02:12It's a great point. I want to first compliment Army Chief General George, as well as Army Secretary
02:19Driscoll, for their initiative out the gate to not waste any time in recognizing precisely what you said,
02:26that we need an Army structured and prepared to fight the wars of the future. We owe it to the service,
02:30we owe to the American people. And they followed in large part a Marine Corps that led the way overall
02:35in those, as sometimes they do, often. But I recognize other services, the Navy and the Air Force
02:44could do more in that regard as well. Different ships, you might say, to steer than an Army and how you
02:51effectuate that modernization or that shift. We think the hard choices we're making in platforms and
02:57capabilities in those services mirror the kind of hard choices we're making in the Army. And that's
03:03what we see as our job. In this moment right now, considering the threats we face, the world we live
03:08in, I'm going to spend the capital I have to be happy to take the arrows of constituencies or
03:16districts and say, no, we're going to put forward what's best for the Army or the Marine Corps or the
03:21Navy or the Air Force and we're going to make the tough calls. And that might create some consternation
03:25and that's okay. But our job is to ensure our budget matches those capabilities. Army transformation is
03:30a great example and we're going to look for it in other services too. I very much look forward to
03:34seeing what you'll have the Navy and the Air Force do and we'll be behind you 100 percent of the way.

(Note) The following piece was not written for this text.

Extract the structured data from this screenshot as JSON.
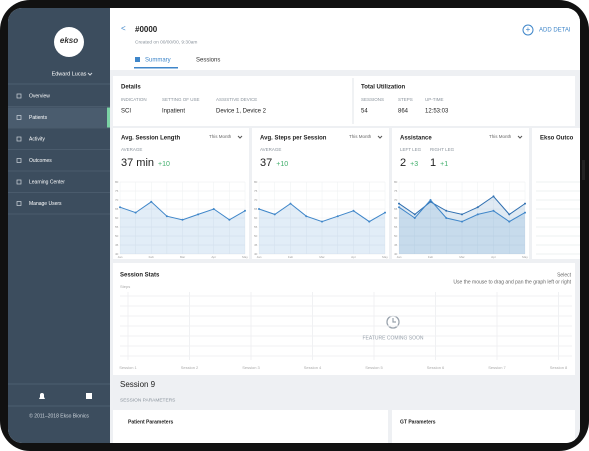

03:39And Chairman Cain, a lot of talk today about the Golden Dome. I don't really fully appreciate some of
03:46my Democratic colleagues not knowing what that's about or knowing the threats behind why we have to have
03:51the Golden Dome, but I also believe that we have to have mini domes all across our country. As we've
03:58seen, we've had very low cost, high impact technology proliferate all around the world. And I think we
04:05need to look no further than what happened in Ukraine just two weeks ago where you had a $100,000
04:11investment by the Ukrainian scuttle over $7 billion worth of hardware by the Russians. I think that we have to
04:18look forward into the future and anticipate that we may face the exact same threats, maybe not against our
04:24military, but against our infrastructure, against our stadiums, against our city centers, and we need mini domes
04:30to protect this country against those threats. How are you all working that problem set?
04:38Well, sir, first, thanks for the question. Thanks for your service.
04:42You know, one of the things that we're learning is the nature and way we fight wars is changing.
04:48We're starting to face, as you're alluding to, problems of mass where numbers of exchanges,
04:54kinetic exchanges, and frankly, non-kinetic in the cyber domain are increasing exponentially. So
05:01we have to match networks with networks and mass with mass. And so as we move forward to create the
05:08force of the future that's on our radar.